[Libav-user] Best way to create a fractional ms timer?
John Orr
john.orr at scala.com
Sun Mar 31 20:31:09 CEST 2013
On 3/31/2013 7:42 AM, Александр Рухлов wrote:
> timeBeginPeriod() + timeGetTime() +...+ Sleep() + timeEndPeriod()
> http://msdn.microsoft.com/ru-RU/library/windows/desktop/dd757624%28v=vs.85%29.aspx
>
Note that you should not set timeBeginPeriod frequently, one per process
is best if you can manage it. In the past I've seen PCs+BIOS lose a
little bit of time off of their real time clock when calling
timeBeginPeriod() so they get way out of sync if you call then frequently.

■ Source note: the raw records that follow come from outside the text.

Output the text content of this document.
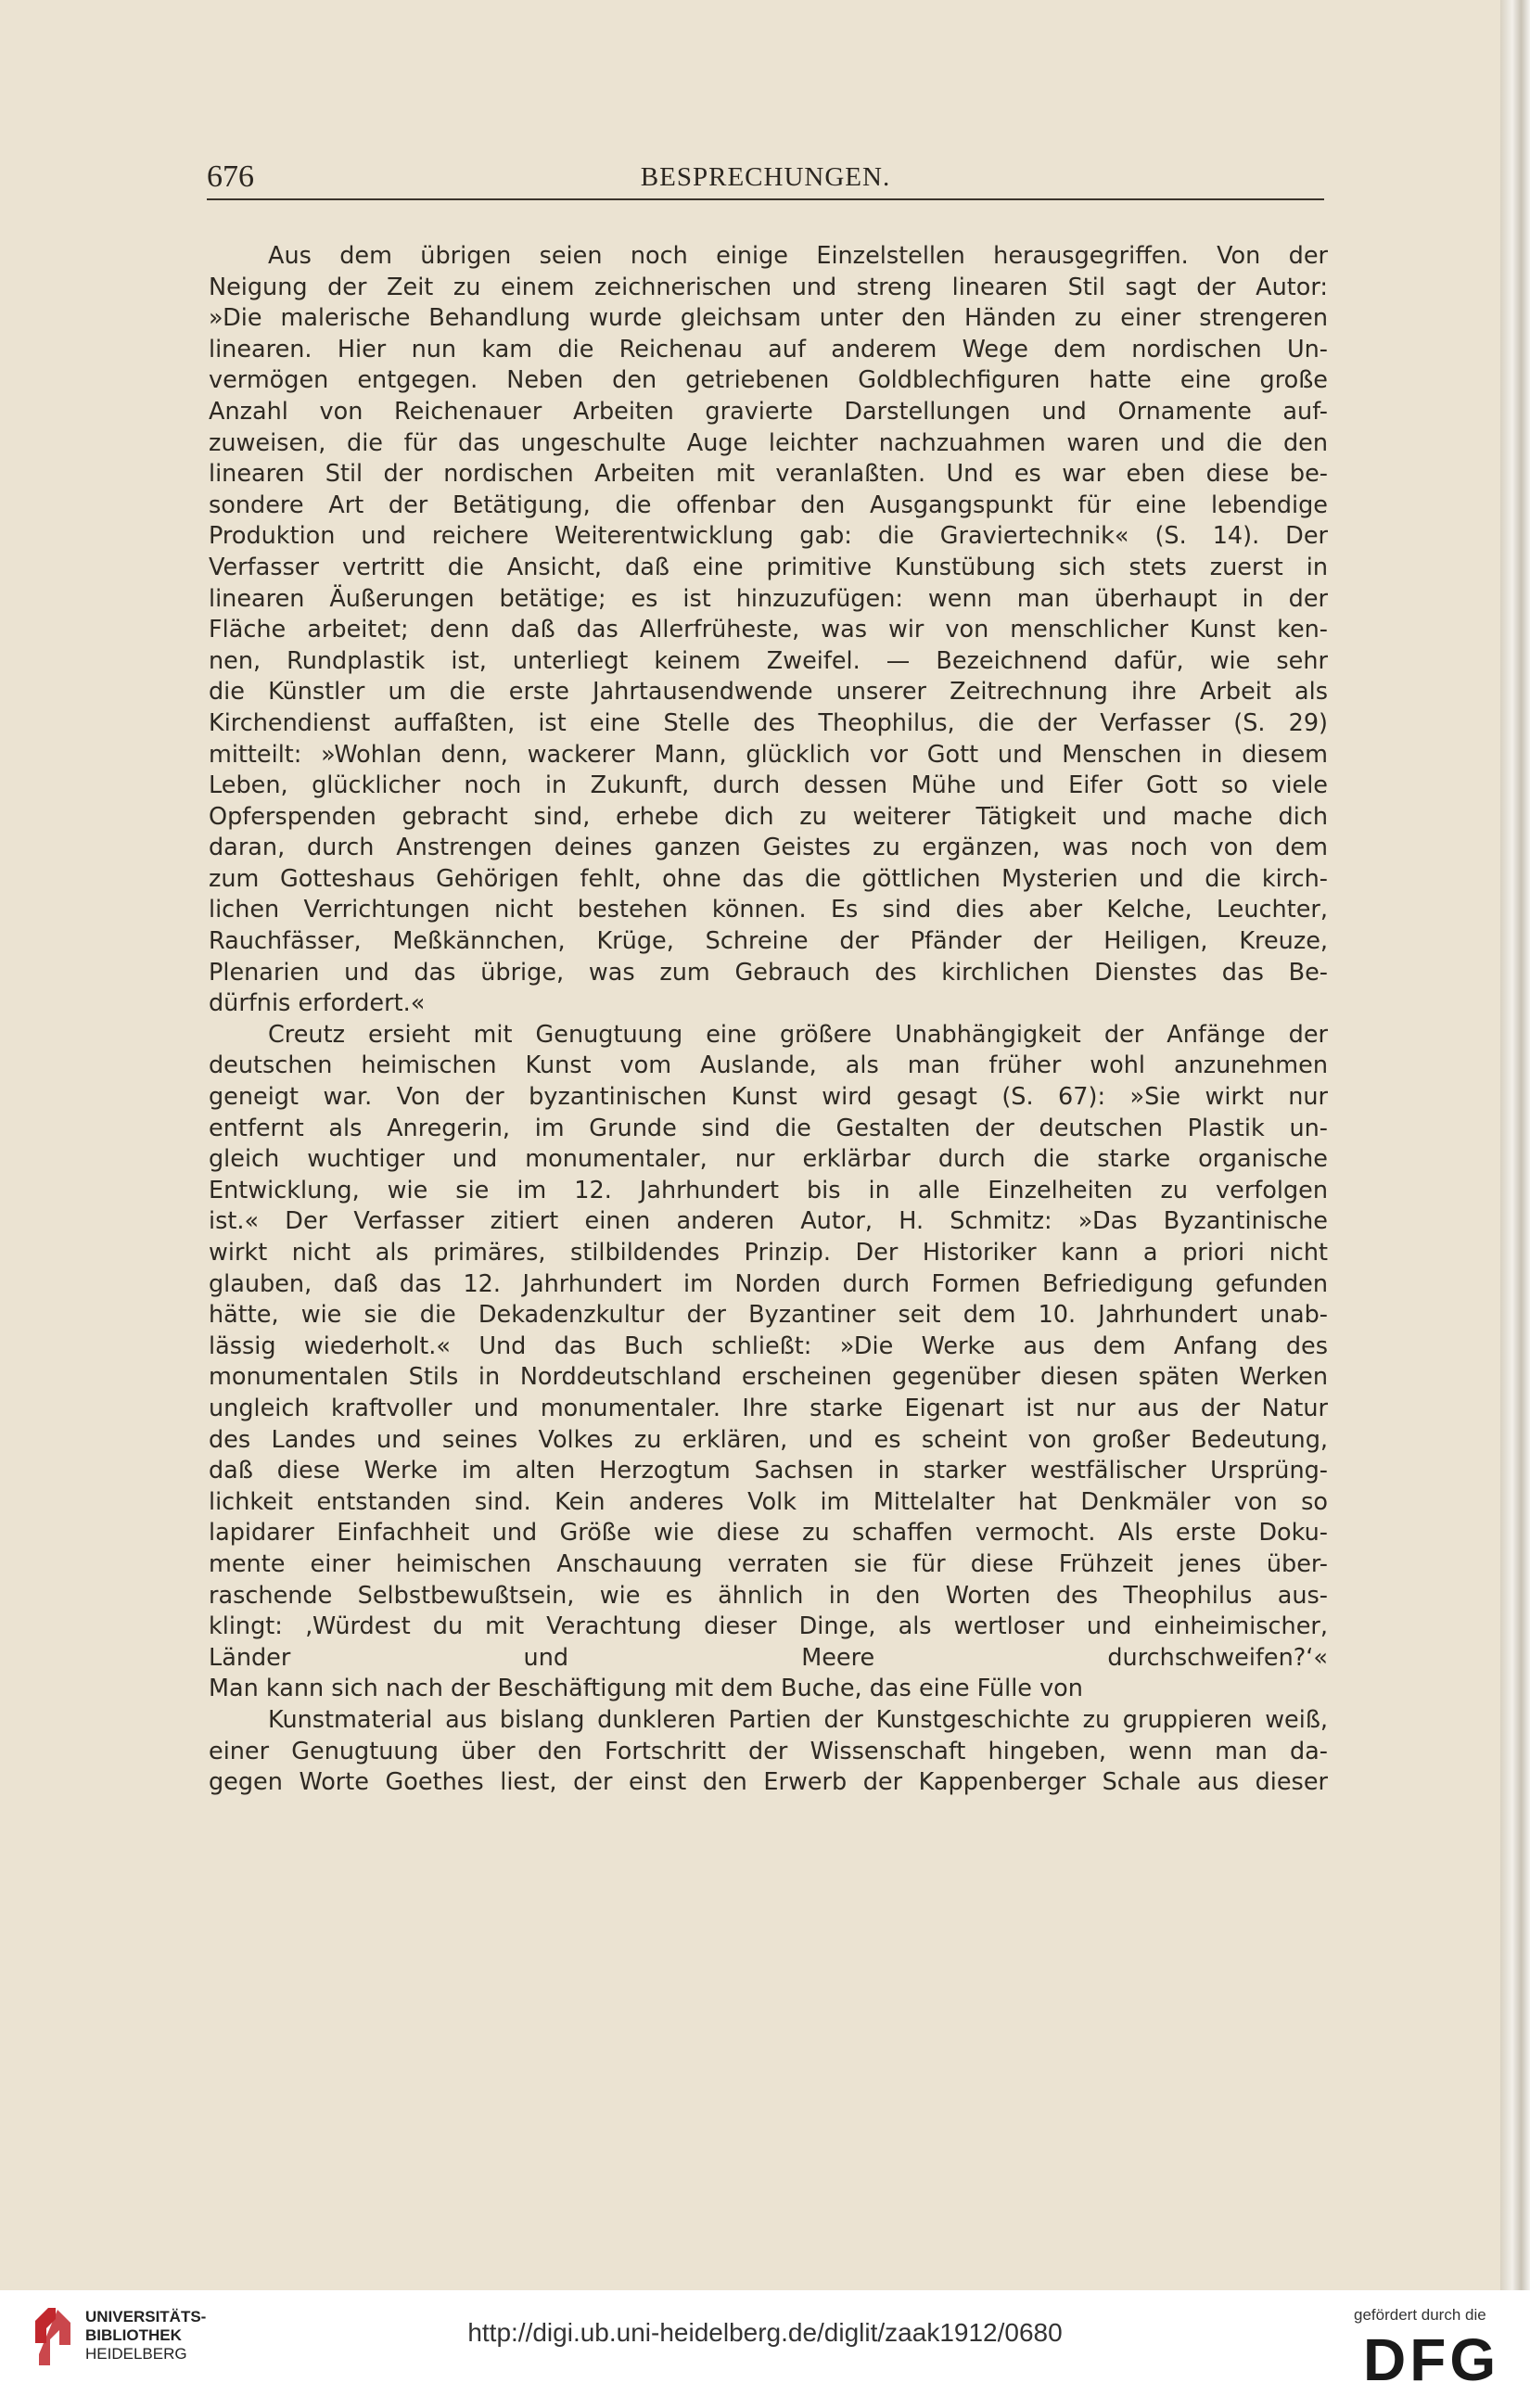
676	BESPRECHUNGEN.
Aus dem übrigen seien noch einige Einzelstellen herausgegriffen. Von der
Neigung der Zeit zu einem zeichnerischen und streng linearen Stil sagt der Autor:
»Die malerische Behandlung wurde gleichsam unter den Händen zu einer strengeren
linearen. Hier nun kam die Reichenau auf anderem Wege dem nordischen Un-
vermögen entgegen. Neben den getriebenen Goldblechfiguren hatte eine große
Anzahl von Reichenauer Arbeiten gravierte Darstellungen und Ornamente auf-
zuweisen, die für das ungeschulte Auge leichter nachzuahmen waren und die den
linearen Stil der nordischen Arbeiten mit veranlaßten. Und es war eben diese be-
sondere Art der Betätigung, die offenbar den Ausgangspunkt für eine lebendige
Produktion und reichere Weiterentwicklung gab: die Graviertechnik« (S. 14). Der
Verfasser vertritt die Ansicht, daß eine primitive Kunstübung sich stets zuerst in
linearen Äußerungen betätige; es ist hinzuzufügen: wenn man überhaupt in der
Fläche arbeitet; denn daß das Allerfrüheste, was wir von menschlicher Kunst ken-
nen, Rundplastik ist, unterliegt keinem Zweifel. — Bezeichnend dafür, wie sehr
die Künstler um die erste Jahrtausendwende unserer Zeitrechnung ihre Arbeit als
Kirchendienst auffaßten, ist eine Stelle des Theophilus, die der Verfasser (S. 29)
mitteilt: »Wohlan denn, wackerer Mann, glücklich vor Gott und Menschen in diesem
Leben, glücklicher noch in Zukunft, durch dessen Mühe und Eifer Gott so viele
Opferspenden gebracht sind, erhebe dich zu weiterer Tätigkeit und mache dich
daran, durch Anstrengen deines ganzen Geistes zu ergänzen, was noch von dem
zum Gotteshaus Gehörigen fehlt, ohne das die göttlichen Mysterien und die kirch-
lichen Verrichtungen nicht bestehen können. Es sind dies aber Kelche, Leuchter,
Rauchfässer, Meßkännchen, Krüge, Schreine der Pfänder der Heiligen, Kreuze,
Plenarien und das übrige, was zum Gebrauch des kirchlichen Dienstes das Be-
dürfnis erfordert.«
Creutz ersieht mit Genugtuung eine größere Unabhängigkeit der Anfänge der
deutschen heimischen Kunst vom Auslande, als man früher wohl anzunehmen
geneigt war. Von der byzantinischen Kunst wird gesagt (S. 67): »Sie wirkt nur
entfernt als Anregerin, im Grunde sind die Gestalten der deutschen Plastik un-
gleich wuchtiger und monumentaler, nur erklärbar durch die starke organische
Entwicklung, wie sie im 12. Jahrhundert bis in alle Einzelheiten zu verfolgen
ist.« Der Verfasser zitiert einen anderen Autor, H. Schmitz: »Das Byzantinische
wirkt nicht als primäres, stilbildendes Prinzip. Der Historiker kann a priori nicht
glauben, daß das 12. Jahrhundert im Norden durch Formen Befriedigung gefunden
hätte, wie sie die Dekadenzkultur der Byzantiner seit dem 10. Jahrhundert unab-
lässig wiederholt.« Und das Buch schließt: »Die Werke aus dem Anfang des
monumentalen Stils in Norddeutschland erscheinen gegenüber diesen späten Werken
ungleich kraftvoller und monumentaler. Ihre starke Eigenart ist nur aus der Natur
des Landes und seines Volkes zu erklären, und es scheint von großer Bedeutung,
daß diese Werke im alten Herzogtum Sachsen in starker westfälischer Ursprüng-
lichkeit entstanden sind. Kein anderes Volk im Mittelalter hat Denkmäler von so
lapidarer Einfachheit und Größe wie diese zu schaffen vermocht. Als erste Doku-
mente einer heimischen Anschauung verraten sie für diese Frühzeit jenes über-
raschende Selbstbewußtsein, wie es ähnlich in den Worten des Theophilus aus-
klingt: ‚Würdest du mit Verachtung dieser Dinge, als wertloser und einheimischer,
Länder und Meere durchschweifen?‘«
Man kann sich nach der Beschäftigung mit dem Buche, das eine Fülle von
Kunstmaterial aus bislang dunkleren Partien der Kunstgeschichte zu gruppieren weiß,
einer Genugtuung über den Fortschritt der Wissenschaft hingeben, wenn man da-
gegen Worte Goethes liest, der einst den Erwerb der Kappenberger Schale aus dieser
UNIVERSITÄTS-
BIBLIOTHEK
HEIDELBERG
http://digi.ub.uni-heidelberg.de/diglit/zaak1912/0680
gefördert durch die
DFG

Here are some still relevant links to timing issues in Windows:
http://blogs.msdn.com/b/mediasdkstuff/archive/2009/07/02/why-are-the-multimedia-timer-apis-timesetevent-not-as-accurate-as-i-would-expect.aspx
http://www.gamedev.net/page/resources/_/technical/game-programming/timing-pitfalls-and-solutions-r2086
On top of the timing function calls, you may need to raise the priority
of the thread that calls Sleep() to something time critical. It was
pretty much a necessity with Windows XP and earlier. If you didn't,
there is no guarantee that the thread that called Sleep() would regain
CPU immediately after the sleep period was finished. Once a
non-time-critical thread yields the CPU, the OS has no special reason to
reschedule it ahead of any other thread. When the Sleep period finished,
the sleeping thread has to get back in line with all the other threads.
The rules are different for time critical threads, the can get the CPU
back ahead of the rest of the pack. The Windows thread scheduler saw
some changes for Vista and later, I'm not as familiar with the behavior
there, so I don't know if Microsoft improved that situation.